Oh, come on. I got lots of time. OK. All right. Yeah, but the upshot is that when you do a backtrace in Guile 2.2, you won't see as many arguments. And this is a kind of negative thing, and I don't know whether to introduce a new compile flag or something to make sure it preserves the values of arguments so that you get a nicer backtrace.
It will replace them with an underscore. That's basically the deal. Because it could be the garbage collection happened and the argument's gone. Or the slot was reused for something else and the argument's gone. Oh, and this one's awesome. So in Guile 2.0, your stack had a limited size. It was 64,000 elements.
You could set an environment variable if you wanted to be bigger or not. But once you reach the end, you're done. Well, in Guile 2.2, the stack has unlimited size. It's super rad. So whenever you need to grow the stack, it will allocate a new stack area and copy. And whenever the stack shrinks at some point, it will return those pages to the operating system. And this, combined with the closure optimizations,
made it free to implement map as a nice recursive function. And that fixed actually some other problems relating to if you captured the continuation in the map procedure. That's also another mess, which I'm happy to discuss later. So yeah, this is describing the manual. We do great loop compilation now.
It's pretty good. It could get better, but it's a startling change compared to Guile 2.0. And that includes hoisting and different sorts of loop transformations. The footprint is smaller. On this machine, Guile 2.0 starts up at 13 and 1.5 milliseconds, and now it's 7 and 1.5.
3.4 megabytes overhead in Guile 2.0, and only 2 in Guile 2.2. And this is per process overhead, if you're having multiple processes out there. So this can make it much more impossible for you to be like, oh, yeah, deploying Guile in my organization, because it's fast and starts up quickly
and has low overhead and everything. And plus, we now just landed some unboxed arithmetic, whereby we can work on floating point values without having to allocate them on the heap. And it's kind of shameful that we were ever doing this in Guile, but understandable as well. Whenever you work with floating point numbers, you would be like these bolded things
where I'm pulling a 32-bit float out of a byte vector and I'm multiplying it times 2. These bolded things are allocating new objects. So you're going through this loop. In every loop, you're allocating two objects, and you're doing this indirect type dispatch on all of the multiplications and the references and all the things. Now that's not only the case, if I take a look at the difference in times, it's 10x.

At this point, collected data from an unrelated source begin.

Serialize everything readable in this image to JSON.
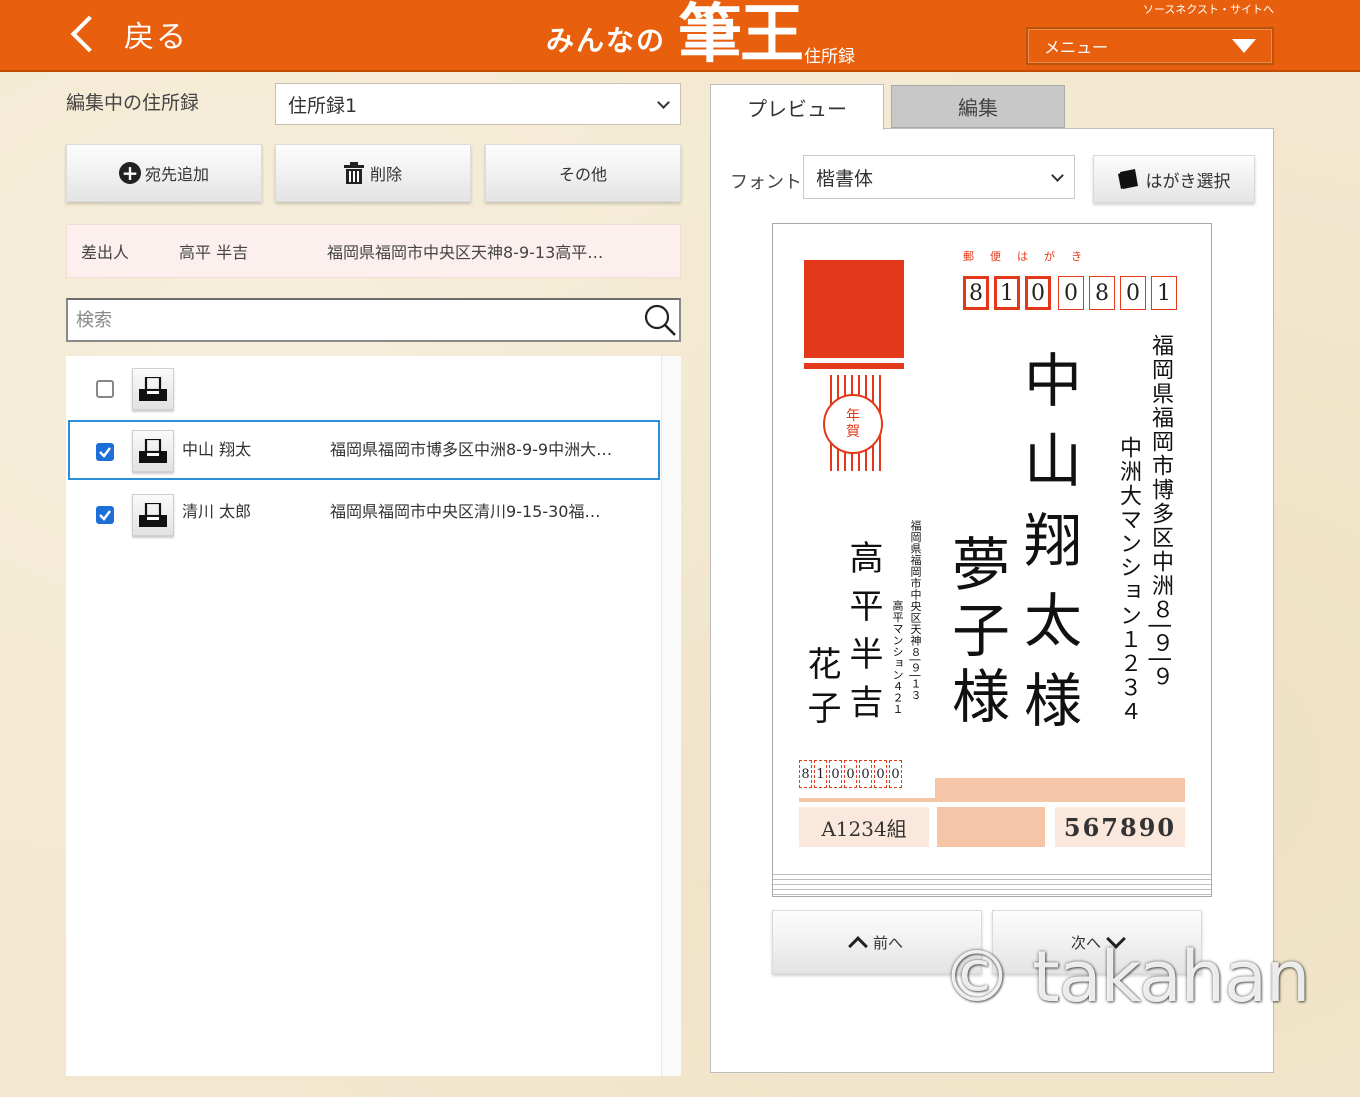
{
  "header": {
    "back_label": "戻る",
    "logo_minna": "みんなの",
    "logo_main": "筆王",
    "logo_sub": "住所録",
    "source_link": "ソースネクスト・サイトへ",
    "menu_label": "メニュー",
    "background": "#e8600e"
  },
  "left": {
    "editing_label": "編集中の住所録",
    "book_value": "住所録1",
    "buttons": {
      "add": "宛先追加",
      "delete": "削除",
      "other": "その他"
    },
    "sender": {
      "label": "差出人",
      "name": "高平 半吉",
      "address": "福岡県福岡市中央区天神8-9-13高平…"
    },
    "search_placeholder": "検索",
    "rows": [
      {
        "checked": false,
        "name": "",
        "address": ""
      },
      {
        "checked": true,
        "name": "中山 翔太",
        "address": "福岡県福岡市博多区中洲8-9-9中洲大…"
      },
      {
        "checked": true,
        "name": "清川 太郎",
        "address": "福岡県福岡市中央区清川9-15-30福…"
      }
    ]
  },
  "right": {
    "tabs": {
      "preview": "プレビュー",
      "edit": "編集"
    },
    "font_label": "フォント",
    "font_value": "楷書体",
    "hagaki_button": "はがき選択",
    "card": {
      "yubin_hagaki": "郵便はがき",
      "stamp_text_1": "年",
      "stamp_text_2": "賀",
      "zip": [
        "8",
        "1",
        "0",
        "0",
        "8",
        "0",
        "1"
      ],
      "recipient_address_1": "福岡県福岡市博多区中洲８|９|９",
      "recipient_address_2": "中洲大マンション１２３４",
      "recipient_name_1": "中山翔太様",
      "recipient_name_2": "夢子様",
      "sender_address_1": "福岡県福岡市中央区天神８|９|１３",
      "sender_address_2": "高平マンション４２１",
      "sender_name_1": "高平半吉",
      "sender_name_2": "花子",
      "sender_zip": [
        "8",
        "1",
        "0",
        "0",
        "0",
        "0",
        "0"
      ],
      "lot_group": "A1234組",
      "lot_number": "567890",
      "stamp_color": "#e4381a",
      "lottery_color": "#f6c4a6"
    },
    "nav": {
      "prev": "前へ",
      "next": "次へ"
    }
  },
  "watermark": "© takahan"
}
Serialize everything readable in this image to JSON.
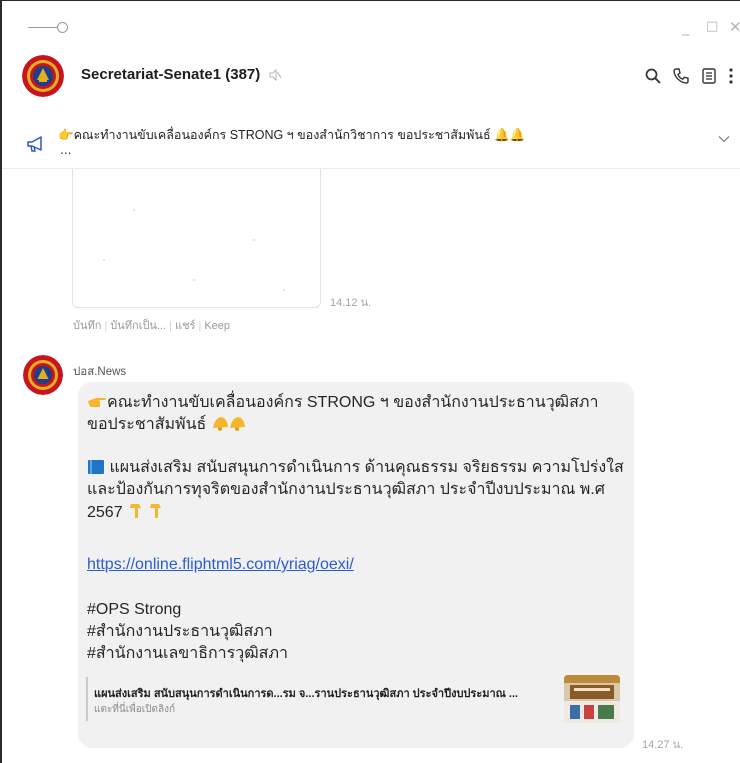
{
  "window": {
    "minimize_symbol": "_",
    "maximize_symbol": "□",
    "close_symbol": "✕"
  },
  "header": {
    "title": "Secretariat-Senate1 (387)",
    "icons": [
      "search-icon",
      "phone-icon",
      "notes-icon",
      "more-icon"
    ]
  },
  "announcement": {
    "text": "👉คณะทำงานขับเคลื่อนองค์กร STRONG ฯ ของสำนักวิชาการ ขอประชาสัมพันธ์ 🔔🔔",
    "more": "..."
  },
  "messages": {
    "image_time": "14.12 น.",
    "actions": [
      "บันทึก",
      "บันทึกเป็น...",
      "แชร์",
      "Keep"
    ],
    "post": {
      "sender": "ปอส.News",
      "line1": "คณะทำงานขับเคลื่อนองค์กร STRONG ฯ ของสำนักงานประธานวุฒิสภา",
      "line2": "ขอประชาสัมพันธ์",
      "line3": "แผนส่งเสริม สนับสนุนการดำเนินการ ด้านคุณธรรม จริยธรรม ความโปร่งใส",
      "line4": "และป้องกันการทุจริตของสำนักงานประธานวุฒิสภา ประจำปีงบประมาณ พ.ศ",
      "line5": "2567",
      "link": "https://online.fliphtml5.com/yriag/oexi/",
      "tag1": "#OPS Strong",
      "tag2": "#สำนักงานประธานวุฒิสภา",
      "tag3": "#สำนักงานเลขาธิการวุฒิสภา",
      "preview_title": "แผนส่งเสริม สนับสนุนการดำเนินการด...รม จ...รานประธานวุฒิสภา ประจำปีงบประมาณ ...",
      "preview_subtitle": "แตะที่นี่เพื่อเปิดลิงก์",
      "time": "14.27 น."
    }
  },
  "colors": {
    "bubble": "#f1f1f1",
    "link": "#2b5bd7",
    "seal_red": "#c8141e",
    "seal_gold": "#e0b020"
  }
}
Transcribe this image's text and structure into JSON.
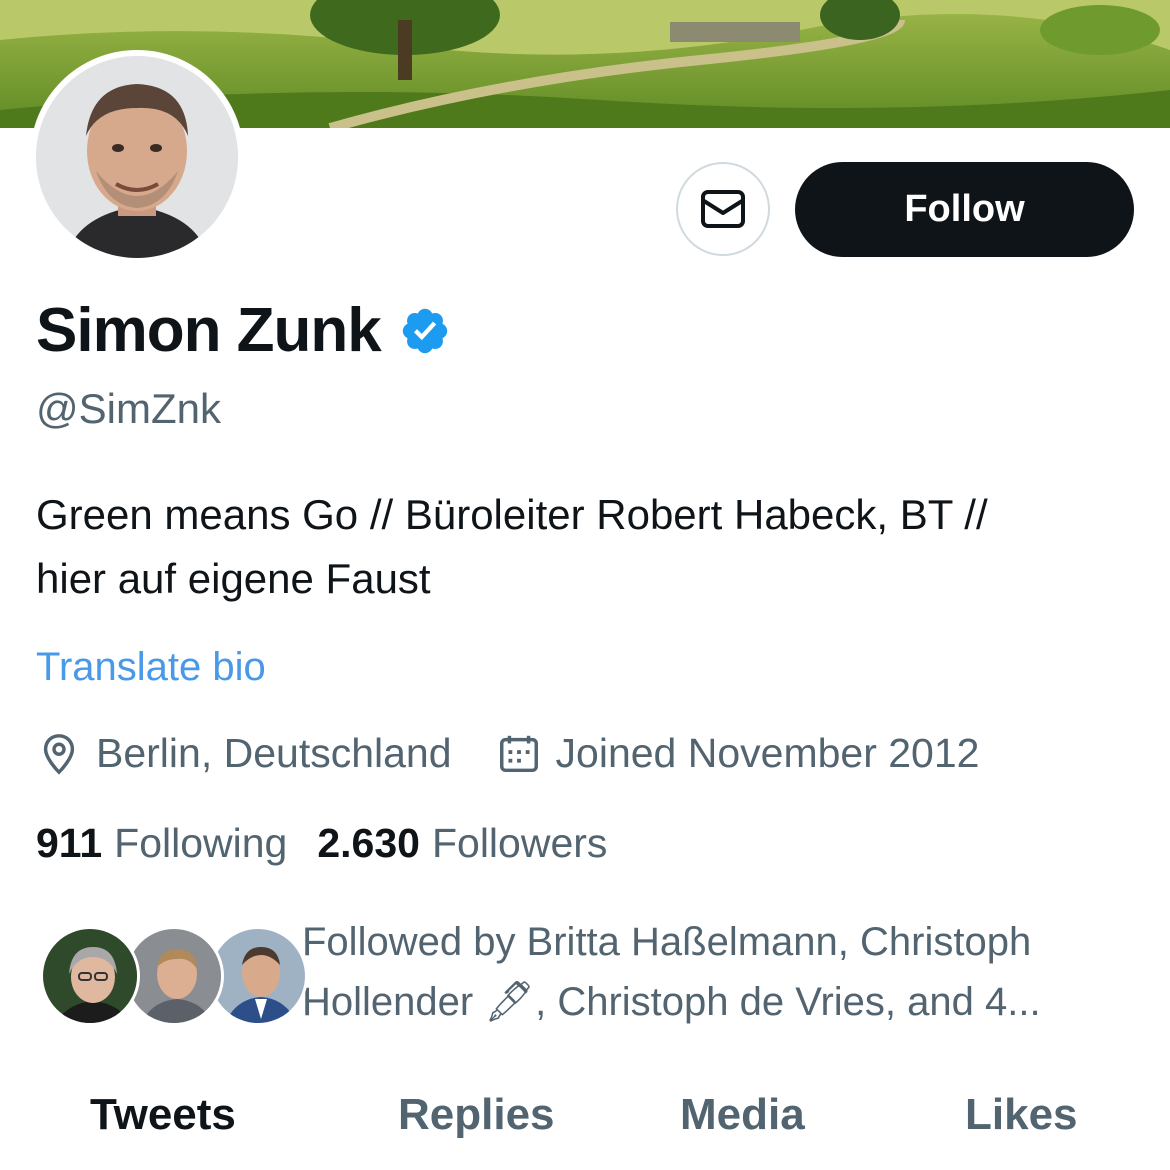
{
  "profile": {
    "display_name": "Simon Zunk",
    "handle": "@SimZnk",
    "bio_line1": "Green means Go // Büroleiter Robert Habeck, BT //",
    "bio_line2": "hier auf eigene Faust",
    "translate_label": "Translate bio",
    "location": "Berlin, Deutschland",
    "joined": "Joined November 2012"
  },
  "actions": {
    "follow_label": "Follow"
  },
  "stats": {
    "following_count": "911",
    "following_label": "Following",
    "followers_count": "2.630",
    "followers_label": "Followers"
  },
  "followed_by": {
    "line1": "Followed by Britta Haßelmann, Christoph",
    "line2": "Hollender 🖋, Christoph de Vries, and 4..."
  },
  "tabs": [
    {
      "label": "Tweets",
      "active": true
    },
    {
      "label": "Replies",
      "active": false
    },
    {
      "label": "Media",
      "active": false
    },
    {
      "label": "Likes",
      "active": false
    }
  ],
  "colors": {
    "accent_blue": "#4a99e9",
    "text_primary": "#0f1419",
    "text_secondary": "#536471",
    "verified_blue": "#1d9bf0"
  },
  "icons": {
    "dm": "envelope-icon",
    "verified": "verified-badge-icon",
    "location": "location-pin-icon",
    "joined": "calendar-icon"
  }
}
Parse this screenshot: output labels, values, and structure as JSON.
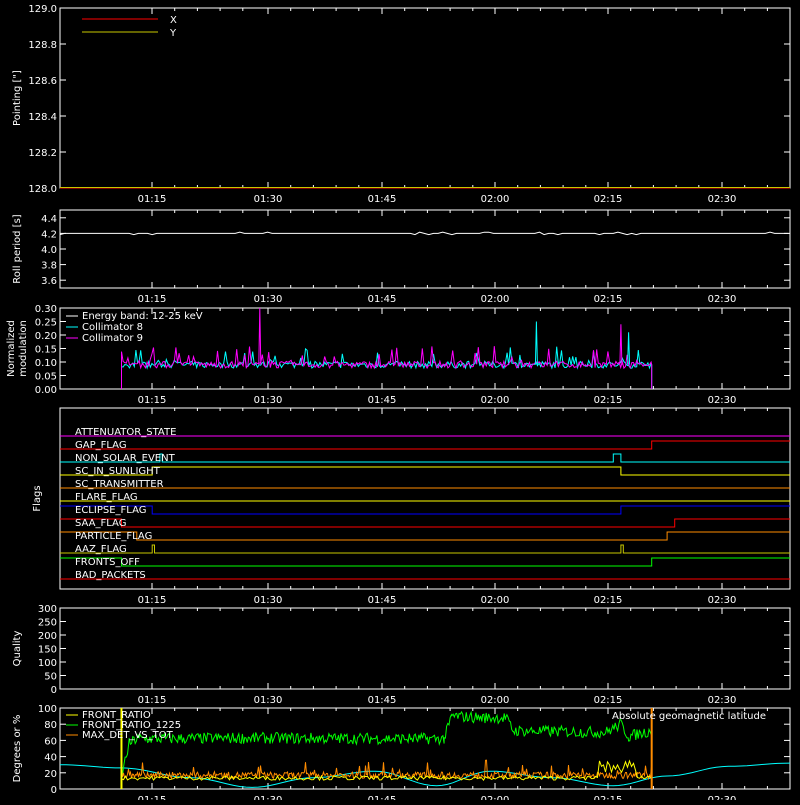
{
  "time_ticks": [
    "01:15",
    "01:30",
    "01:45",
    "02:00",
    "02:15",
    "02:30"
  ],
  "colors": {
    "axis": "#ffffff",
    "x": "#ff0000",
    "y": "#c8c800",
    "white": "#ffffff",
    "cyan": "#00ffff",
    "magenta": "#ff00ff",
    "green": "#00ff00",
    "orange": "#ff8c00",
    "yellow": "#ffff00",
    "blue": "#0000ff"
  },
  "chart_data": [
    {
      "type": "line",
      "ylabel": "Pointing [\"]",
      "ylim": [
        128.0,
        129.0
      ],
      "yticks": [
        "128.0",
        "128.2",
        "128.4",
        "128.6",
        "128.8",
        "129.0"
      ],
      "legend": [
        "X",
        "Y"
      ],
      "series": [
        {
          "name": "X",
          "x": [
            "01:05",
            "02:40"
          ],
          "values": [
            128.0,
            128.0
          ]
        },
        {
          "name": "Y",
          "x": [
            "01:05",
            "02:40"
          ],
          "values": [
            128.0,
            128.0
          ]
        }
      ]
    },
    {
      "type": "line",
      "ylabel": "Roll period [s]",
      "ylim": [
        3.5,
        4.5
      ],
      "yticks": [
        "3.6",
        "3.8",
        "4.0",
        "4.2",
        "4.4"
      ],
      "series": [
        {
          "x": [
            "01:05",
            "02:40"
          ],
          "values": [
            4.2,
            4.2
          ]
        }
      ]
    },
    {
      "type": "line",
      "ylabel": "Normalized modulation",
      "ylim": [
        0.0,
        0.3
      ],
      "yticks": [
        "0.00",
        "0.05",
        "0.10",
        "0.15",
        "0.20",
        "0.25",
        "0.30"
      ],
      "legend": [
        "Energy band: 12-25 keV",
        "Collimator 8",
        "Collimator 9"
      ],
      "data_start": "01:13",
      "data_end": "02:22",
      "baseline": 0.09,
      "spikes": [
        {
          "series": "Collimator 9",
          "x": "01:31",
          "value": 0.3
        },
        {
          "series": "Collimator 8",
          "x": "02:07",
          "value": 0.25
        },
        {
          "series": "Collimator 9",
          "x": "02:18",
          "value": 0.24
        },
        {
          "series": "Collimator 8",
          "x": "02:19",
          "value": 0.21
        }
      ]
    },
    {
      "type": "line",
      "ylabel": "Flags",
      "flags": [
        {
          "name": "ATTENUATOR_STATE",
          "color": "#ff00ff",
          "steps": [
            [
              "01:05",
              0
            ],
            [
              "02:40",
              0
            ]
          ]
        },
        {
          "name": "GAP_FLAG",
          "color": "#ff0000",
          "steps": [
            [
              "01:05",
              0
            ],
            [
              "02:22",
              1
            ],
            [
              "02:40",
              1
            ]
          ]
        },
        {
          "name": "NON_SOLAR_EVENT",
          "color": "#00ffff",
          "steps": [
            [
              "01:05",
              0
            ],
            [
              "01:18",
              1
            ],
            [
              "01:18.3",
              0
            ],
            [
              "02:17",
              1
            ],
            [
              "02:18",
              0
            ],
            [
              "02:40",
              0
            ]
          ]
        },
        {
          "name": "SC_IN_SUNLIGHT",
          "color": "#ffff00",
          "steps": [
            [
              "01:05",
              0
            ],
            [
              "01:17",
              1
            ],
            [
              "02:18",
              0
            ],
            [
              "02:40",
              0
            ]
          ]
        },
        {
          "name": "SC_TRANSMITTER",
          "color": "#ff8c00",
          "steps": [
            [
              "01:05",
              0
            ],
            [
              "02:40",
              0
            ]
          ]
        },
        {
          "name": "FLARE_FLAG",
          "color": "#ffff00",
          "steps": [
            [
              "01:05",
              0
            ],
            [
              "02:40",
              0
            ]
          ]
        },
        {
          "name": "ECLIPSE_FLAG",
          "color": "#0000ff",
          "steps": [
            [
              "01:05",
              1
            ],
            [
              "01:17",
              0
            ],
            [
              "02:18",
              1
            ],
            [
              "02:40",
              1
            ]
          ]
        },
        {
          "name": "SAA_FLAG",
          "color": "#ff0000",
          "steps": [
            [
              "01:05",
              1
            ],
            [
              "01:13",
              0
            ],
            [
              "02:25",
              1
            ],
            [
              "02:40",
              1
            ]
          ]
        },
        {
          "name": "PARTICLE_FLAG",
          "color": "#ff8c00",
          "steps": [
            [
              "01:05",
              1
            ],
            [
              "01:15",
              0
            ],
            [
              "02:24",
              1
            ],
            [
              "02:40",
              1
            ]
          ]
        },
        {
          "name": "AAZ_FLAG",
          "color": "#c8c800",
          "steps": [
            [
              "01:05",
              0
            ],
            [
              "01:17",
              1
            ],
            [
              "01:17.3",
              0
            ],
            [
              "02:18",
              1
            ],
            [
              "02:18.3",
              0
            ],
            [
              "02:40",
              0
            ]
          ]
        },
        {
          "name": "FRONTS_OFF",
          "color": "#00ff00",
          "steps": [
            [
              "01:05",
              1
            ],
            [
              "01:13",
              0
            ],
            [
              "02:22",
              1
            ],
            [
              "02:40",
              1
            ]
          ]
        },
        {
          "name": "BAD_PACKETS",
          "color": "#ff0000",
          "steps": [
            [
              "01:05",
              0
            ],
            [
              "02:40",
              0
            ]
          ]
        }
      ]
    },
    {
      "type": "line",
      "ylabel": "Quality",
      "ylim": [
        0,
        300
      ],
      "yticks": [
        "0",
        "50",
        "100",
        "150",
        "200",
        "250",
        "300"
      ],
      "series": []
    },
    {
      "type": "line",
      "ylabel": "Degrees or %",
      "ylim": [
        0,
        100
      ],
      "yticks": [
        "0",
        "20",
        "40",
        "60",
        "80",
        "100"
      ],
      "legend": [
        "FRONT_RATIO",
        "FRONT_RATIO_1225",
        "MAX_DET_VS_TOT"
      ],
      "annotation": "Absolute geomagnetic latitude",
      "markers": [
        {
          "color": "#ffff00",
          "x": "01:13"
        },
        {
          "color": "#ff8c00",
          "x": "02:22"
        }
      ],
      "latitude": {
        "name": "Absolute geomagnetic latitude",
        "x": [
          "01:05",
          "01:13",
          "01:22",
          "01:30",
          "01:38",
          "01:46",
          "01:54",
          "02:01",
          "02:09",
          "02:17",
          "02:24",
          "02:32",
          "02:40"
        ],
        "values": [
          30,
          26,
          14,
          2,
          14,
          22,
          4,
          22,
          14,
          4,
          16,
          28,
          32
        ]
      },
      "front_ratio_1225": {
        "x": [
          "01:13",
          "01:14",
          "01:15",
          "01:30",
          "01:55",
          "01:56",
          "02:00",
          "02:03",
          "02:04",
          "02:16",
          "02:18",
          "02:19",
          "02:22"
        ],
        "values": [
          16,
          56,
          62,
          63,
          62,
          90,
          88,
          88,
          72,
          70,
          80,
          65,
          72
        ]
      }
    }
  ]
}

10x, right? So it can be a big deal. And this is a little loop we happen to get. Lots of nice things coming out, and the index also got unboxed as a 64-bit integer. So that's all the things. Details are gnarly. I wrote a blog post about it recently.
But yeah, so the same model, ON and instructions. The instructions themselves are cheaper. And the mapping of scheme to the instructions is a bit more complex. If you need peak performance, you've got to make your piece with common disassemble at some point. But if you don't, just enjoy the general improvements.
So I think I'm done now. Thank you for dealing with the whirlwind. Any questions? Yes, sir. So are there other kind of dramatic changes to debugging? Like if you end up getting an exception or something like that, do you lose a lot more information
about the variables that are available? You still have the maps of the variables that are available. The variables which are live, but fewer variables might be live. And you might have a different set of variables and a different set of temporaries as well. So it could feel different, but I don't know.
I feel it's OK, but you'll have to say. OK, thank you very much.